Dimanche de l'aveugle

Actes XVI, 16-34 ; Jean IX, 1-38

 

CHRISTOS  VOSKRESE !

Bien-aimés Frères et Sœurs,

 

Ce Dimanche de l’aveugle-né est unifié par la notion de Lumière.

INous avons d’abord le récit des Actes évoquant cette servante dotée d’un esprit de prophétie ou de voyance dont ses maîtres tiraient grand profit car on la consultait. En l’occurrence d’ailleurs cette voyante rendait hommage à la qualité de « serviteurs du Dieu très haut » de Paul et de Silas. Elle les suivait ainsi, mais Paul, discernant celui qui était en elle, chasse cet esprit, ce démon en somme … si bien que la servante ne peut plus dire la bonne aventure, ce qui tarit les ressources qu’elle apportait à ses maîtres. Il en résulta une plainte de ceux-ci et une suite judiciaire que nous laisserons de côté.

Ce que nous retiendrons par l’exemple de cette voyante, c’est qu’il y a une fausse lumière (même quand celle-ci, en apparence, transmet des informations exactes) – donc un faux esprit de prophétie. Un prêtre que j’ai connu, catholique mais ayant de bonnes réactions chrétiennes, avait dans sa ville une cartomancienne et voyante de renom : elle avait beaucoup de « clients » et plusieurs fidèles de ce prêtre lui en avaient parlé, y étaient allés et avait été très impressionnés : « Elle nous a dit bien des choses exactes et nous a annoncé … ». Ce prêtre décida d’y aller lui-même comme un client anonyme, mais, comme il avait de bons réflexes chrétiens, il mit dans sa poche son chapelet – tchiotki.
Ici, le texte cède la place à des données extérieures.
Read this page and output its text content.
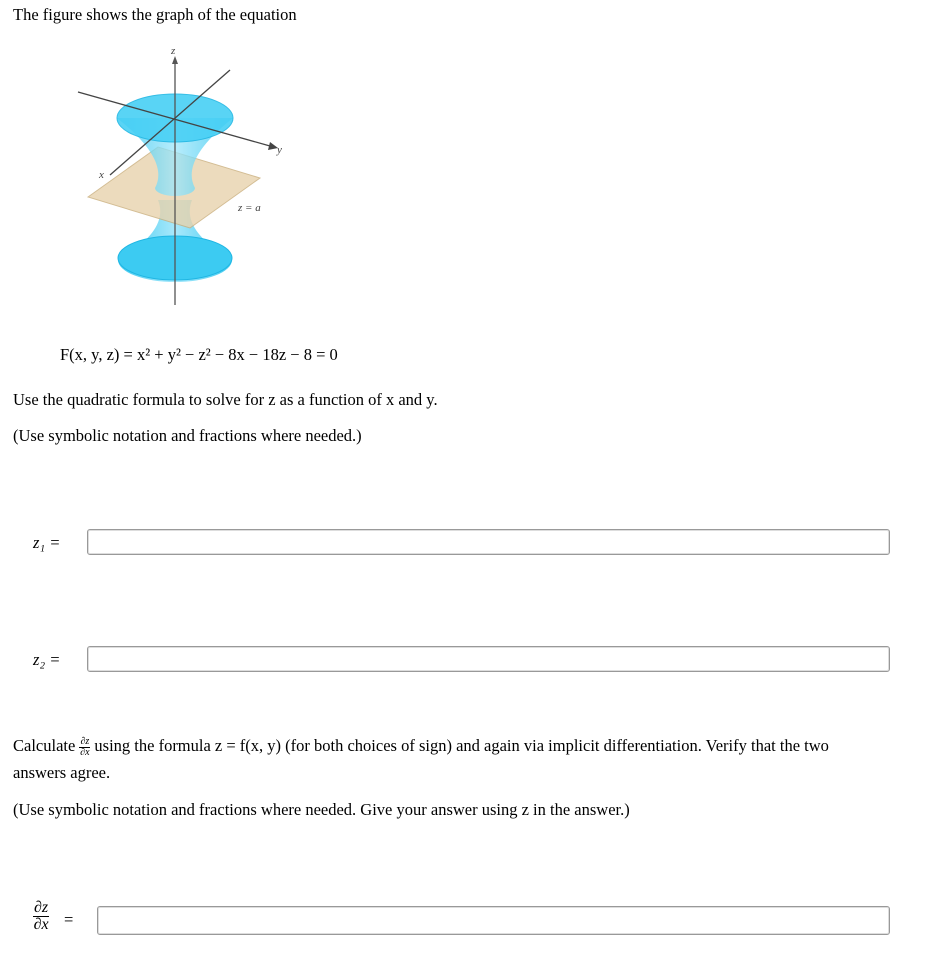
The figure shows the graph of the equation
z
y
x
z = a
F(x, y, z) = x² + y² − z² − 8x − 18z − 8 = 0
Use the quadratic formula to solve for z as a function of x and y.
(Use symbolic notation and fractions where needed.)
z₁ =
z₂ =
Calculate $\frac{\partial z}{\partial x}$ using the formula z = f(x, y) (for both choices of sign) and again via implicit differentiation. Verify that the two
answers agree.
(Use symbolic notation and fractions where needed. Give your answer using z in the answer.)
$\frac{\partial z}{\partial x}$ =
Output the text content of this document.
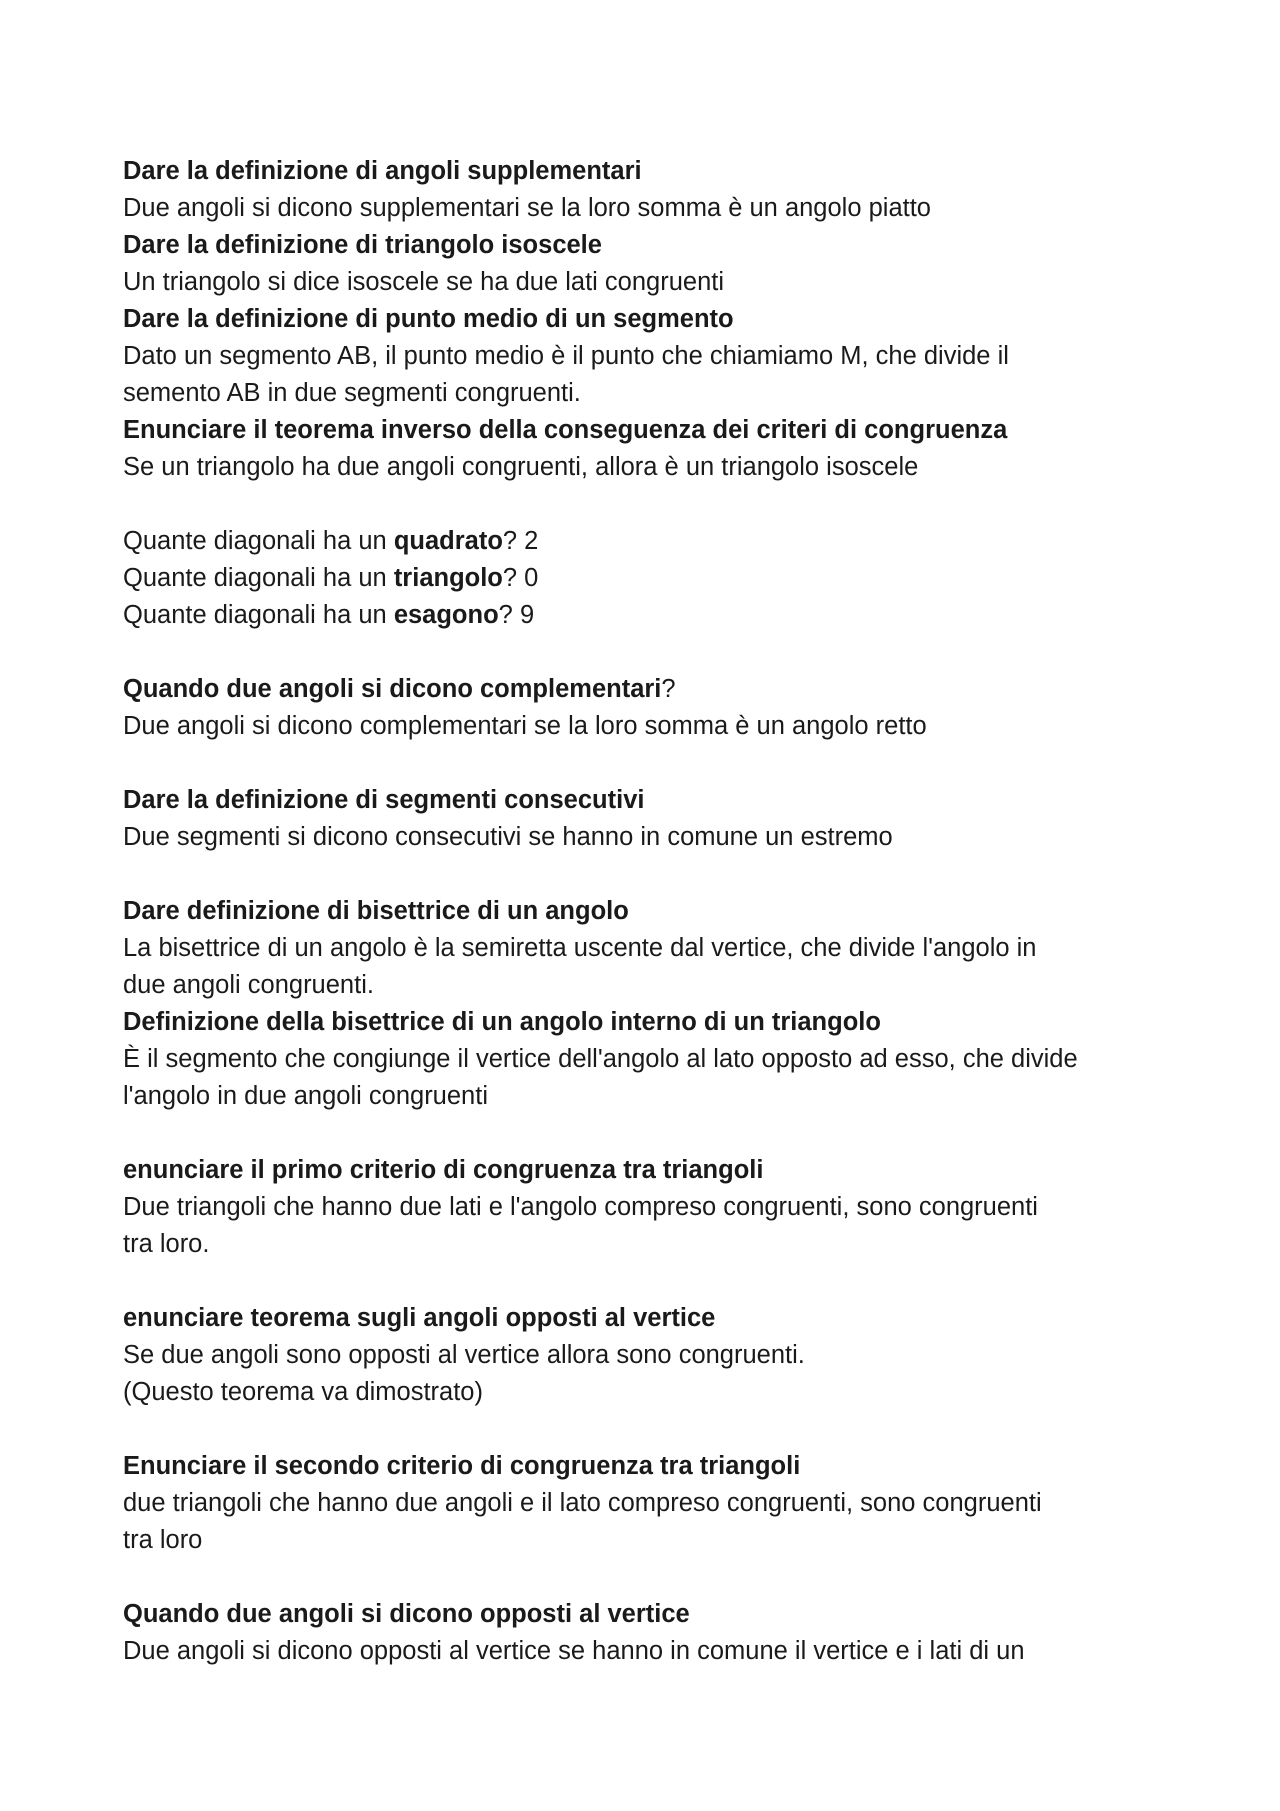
Dare la definizione di angoli supplementari
Due angoli si dicono supplementari se la loro somma è un angolo piatto
Dare la definizione di triangolo isoscele
Un triangolo si dice isoscele se ha due lati congruenti
Dare la definizione di punto medio di un segmento
Dato un segmento AB, il punto medio è il punto che chiamiamo M, che divide il
semento AB in due segmenti congruenti.
Enunciare il teorema inverso della conseguenza dei criteri di congruenza
Se un triangolo ha due angoli congruenti, allora è un triangolo isoscele
Quante diagonali ha un quadrato? 2
Quante diagonali ha un triangolo? 0
Quante diagonali ha un esagono? 9
Quando due angoli si dicono complementari?
Due angoli si dicono complementari se la loro somma è un angolo retto
Dare la definizione di segmenti consecutivi
Due segmenti si dicono consecutivi se hanno in comune un estremo
Dare definizione di bisettrice di un angolo
La bisettrice di un angolo è la semiretta uscente dal vertice, che divide l'angolo in
due angoli congruenti.
Definizione della bisettrice di un angolo interno di un triangolo
È il segmento che congiunge il vertice dell'angolo al lato opposto ad esso, che divide
l'angolo in due angoli congruenti
enunciare il primo criterio di congruenza tra triangoli
Due triangoli che hanno due lati e l'angolo compreso congruenti, sono congruenti
tra loro.
enunciare teorema sugli angoli opposti al vertice
Se due angoli sono opposti al vertice allora sono congruenti.
(Questo teorema va dimostrato)
Enunciare il secondo criterio di congruenza tra triangoli
due triangoli che hanno due angoli e il lato compreso congruenti, sono congruenti
tra loro
Quando due angoli si dicono opposti al vertice
Due angoli si dicono opposti al vertice se hanno in comune il vertice e i lati di un
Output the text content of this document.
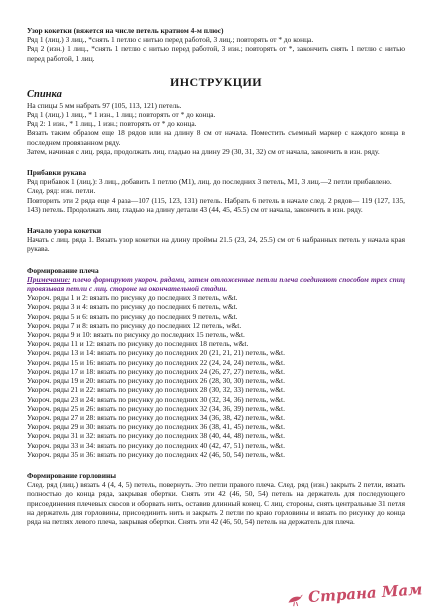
Узор кокетки (вяжется на числе петель кратном 4-м плюс)

Ряд 1 (лиц.) 3 лиц., *снять 1 петлю с нитью перед работой, 3 лиц.; повторять от * до конца.

Ряд 2 (изн.) 1 лиц., *снять 1 петлю с нитью перед работой, 3 изн.; повторять от *, закончить снять 1 петлю с нитью перед работой, 1 лиц.

ИНСТРУКЦИИ

Спинка

На спицы 5 мм набрать 97 (105, 113, 121) петель.

Ряд 1 (лиц.) 1 лиц., * 1 изн., 1 лиц.; повторять от * до конца.

Ряд 2: 1 изн., * 1 лиц., 1 изн.; повторять от * до конца.

Вязать таким образом еще 18 рядов или на длину 8 см от начала. Поместить съемный маркер с каждого конца в последнем провязанном ряду.

Затем, начиная с лиц. ряда, продолжать лиц. гладью на длину 29 (30, 31, 32) см от начала, закончить в изн. ряду.

Прибавки рукава

Ряд прибавок 1 (лиц.): 3 лиц., добавить 1 петлю (M1), лиц. до последних 3 петель, M1, 3 лиц.—2 петли прибавлено.

След. ряд: изн. петли.

Повторить эти 2 ряда еще 4 раза—107 (115, 123, 131) петель. Набрать 6 петель в начале след. 2 рядов— 119 (127, 135, 143) петель. Продолжать лиц. гладью на длину детали 43 (44, 45, 45.5) см от начала, закончить в изн. ряду.

Начало узора кокетки

Начать с лиц. ряда 1. Вязать узор кокетки на длину проймы 21.5 (23, 24, 25.5) см от 6 набранных петель у начала края рукава.

Формирование плеча

Примечание: плечо формируют укороч. рядами, затем отложенные петли плеча соединяют способом трех спиц провязывая петли с лиц. стороне на окончательной стадии.

Укороч. ряды 1 и 2: вязать по рисунку до последних 3 петель, w&t.

Укороч. ряды 3 и 4: вязать по рисунку до последних 6 петель, w&t.

Укороч. ряды 5 и 6: вязать по рисунку до последних 9 петель, w&t.

Укороч. ряды 7 и 8: вязать по рисунку до последних 12 петель, w&t.

Укороч. ряды 9 и 10: вязать по рисунку до последних 15 петель, w&t.

Укороч. ряды 11 и 12: вязать по рисунку до последних 18 петель, w&t.

Укороч. ряды 13 и 14: вязать по рисунку до последних 20 (21, 21, 21) петель, w&t.

Укороч. ряды 15 и 16: вязать по рисунку до последних 22 (24, 24, 24) петель, w&t.

Укороч. ряды 17 и 18: вязать по рисунку до последних 24 (26, 27, 27) петель, w&t.

Укороч. ряды 19 и 20: вязать по рисунку до последних 26 (28, 30, 30) петель, w&t.

Укороч. ряды 21 и 22: вязать по рисунку до последних 28 (30, 32, 33) петель, w&t.

Укороч. ряды 23 и 24: вязать по рисунку до последних 30 (32, 34, 36) петель, w&t.

Укороч. ряды 25 и 26: вязать по рисунку до последних 32 (34, 36, 39) петель, w&t.

Укороч. ряды 27 и 28: вязать по рисунку до последних 34 (36, 38, 42) петель, w&t.

Укороч. ряды 29 и 30: вязать по рисунку до последних 36 (38, 41, 45) петель, w&t.

Укороч. ряды 31 и 32: вязать по рисунку до последних 38 (40, 44, 48) петель, w&t.

Укороч. ряды 33 и 34: вязать по рисунку до последних 40 (42, 47, 51) петель, w&t.

Укороч. ряды 35 и 36: вязать по рисунку до последних 42 (46, 50, 54) петель, w&t.

Формирование горловины

След. ряд (лиц.) вязать 4 (4, 4, 5) петель, повернуть. Это петли правого плеча. След. ряд (изн.) закрыть 2 петли, вязать полностью до конца ряда, закрывая обертки. Снять эти 42 (46, 50, 54) петель на держатель для последующего присоединения плечевых скосов и оборвать нить, оставив длинный конец. С лиц. стороны, снять центральные 31 петля на держатель для горловины, присоединить нить и закрыть 2 петли по краю горловины и вязать по рисунку до конца ряда на петлях левого плеча, закрывая обертки. Снять эти 42 (46, 50, 54) петель на держатель для плеча.

Страна Мам
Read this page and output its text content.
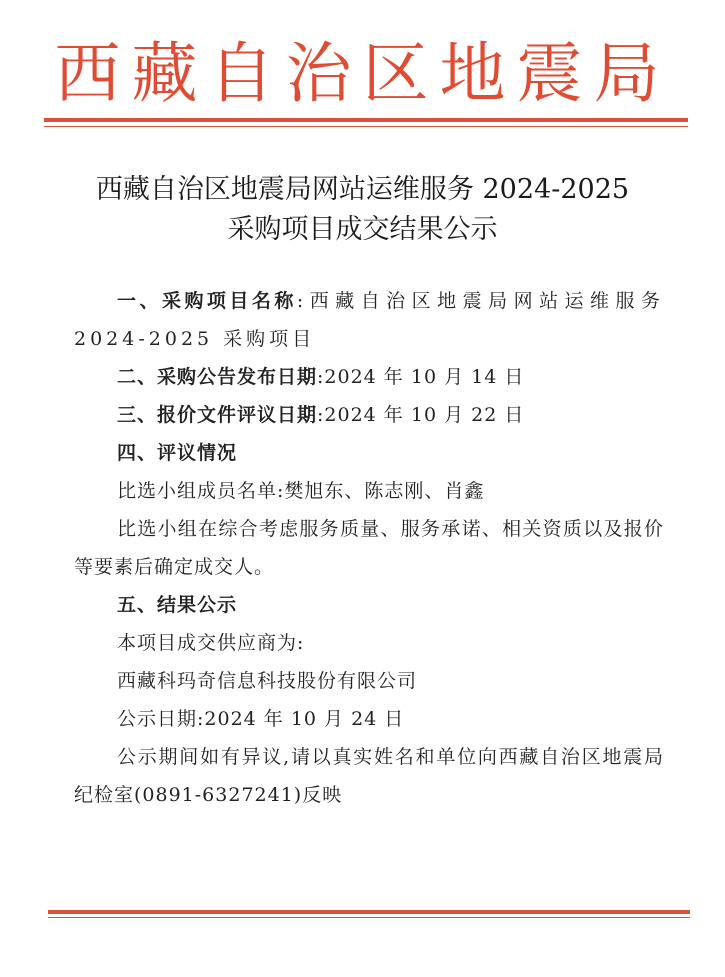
西藏自治区地震局
西藏自治区地震局网站运维服务 2024-2025
采购项目成交结果公示

一、采购项目名称:西藏自治区地震局网站运维服务 2024-2025 采购项目

二、采购公告发布日期:2024 年 10 月 14 日

三、报价文件评议日期:2024 年 10 月 22 日

四、评议情况

比选小组成员名单:樊旭东、陈志刚、肖鑫

比选小组在综合考虑服务质量、服务承诺、相关资质以及报价等要素后确定成交人。

五、结果公示

本项目成交供应商为:

西藏科玛奇信息科技股份有限公司

公示日期:2024 年 10 月 24 日

公示期间如有异议,请以真实姓名和单位向西藏自治区地震局纪检室(0891-6327241)反映
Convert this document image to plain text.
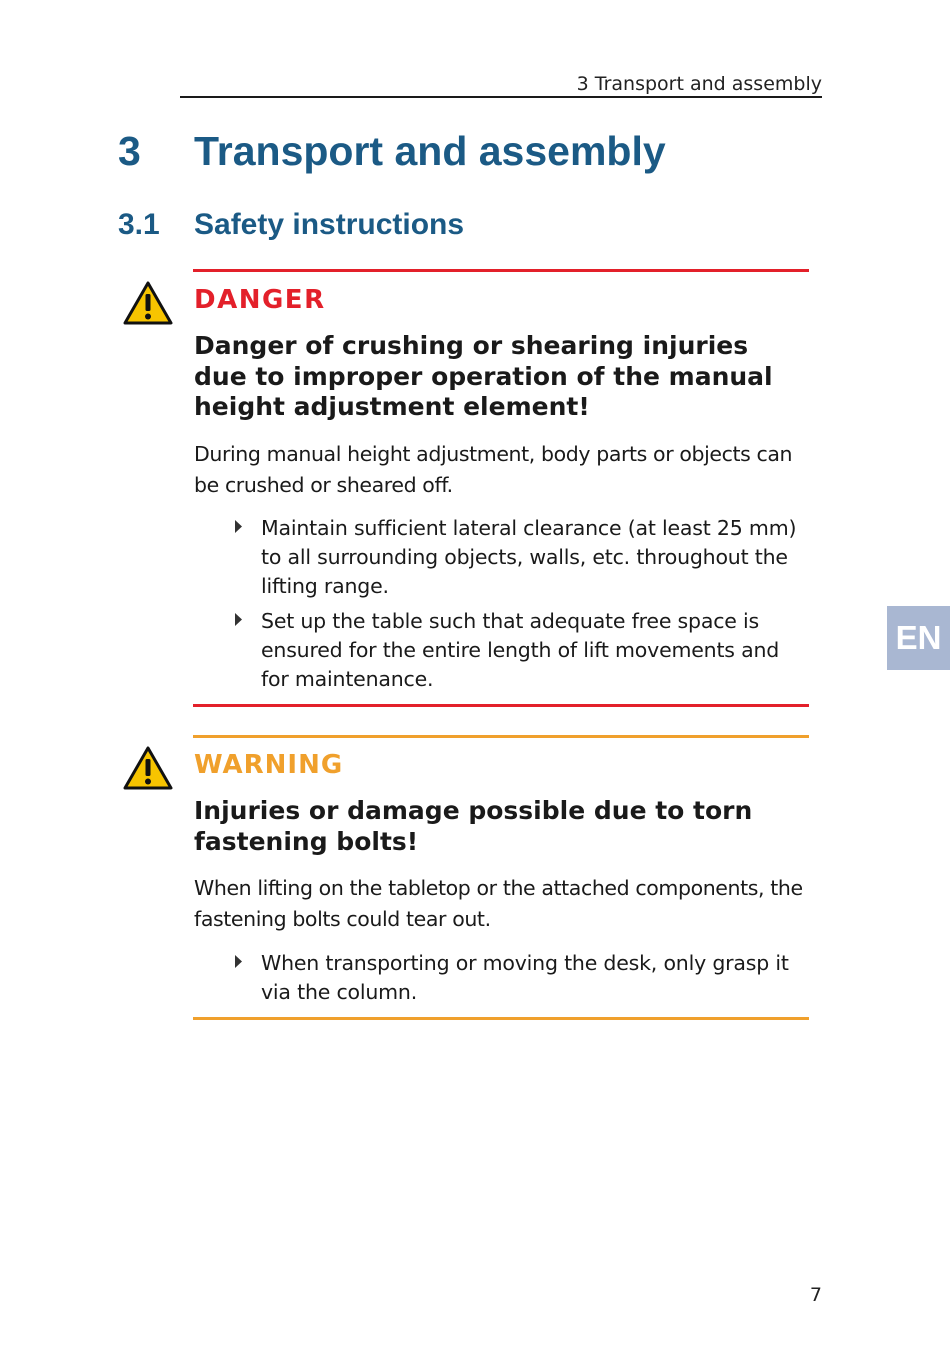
3 Transport and assembly
3 Transport and assembly
3.1 Safety instructions
DANGER
Danger of crushing or shearing injuries due to improper operation of the manual height adjustment element!
During manual height adjustment, body parts or objects can be crushed or sheared off.
Maintain sufficient lateral clearance (at least 25 mm) to all surrounding objects, walls, etc. throughout the lifting range.
Set up the table such that adequate free space is ensured for the entire length of lift movements and for maintenance.
WARNING
Injuries or damage possible due to torn fastening bolts!
When lifting on the tabletop or the attached components, the fastening bolts could tear out.
When transporting or moving the desk, only grasp it via the column.
EN
7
La voyante commença à parler et à annoncer …, et le prêtre, subrepticement, mit la main dans la poche du chapelet. La voyante continue de parler quelques instants, puis s’interrompt : « C’est étrange : je ressens une nette réticence de celui qui ordonne … « Celui qui ordonne » était un démon, tout comme dans le cas de cette servante exorcisée par l’Apôtre Paul. C’est ce que l’on constate aussi de nos jours dans « l’esprit de prophétie » qui anime certains sectaires, qui se mettent aussi à parler dans des langues inconnues …

Mais tout ce qui luit n’est pas la vraie lumière : c’est de celle-ci qu’il  est dit – dans l’évangile de Matthieu (11, 5, 14-19) parlant des apôtres : Vous êtes la lumière du monde. C’est le Christ qui est la lumière authentique, Il le dit dans cette péricope même, et c’est cette vraie lumière qu’Il donne à l’aveugle né qui se convertit. Celui-ci, en effet, retrouve la vue et comme il est dit à la fin de l’évangile de ce jour, il se prosterne devant le Christ.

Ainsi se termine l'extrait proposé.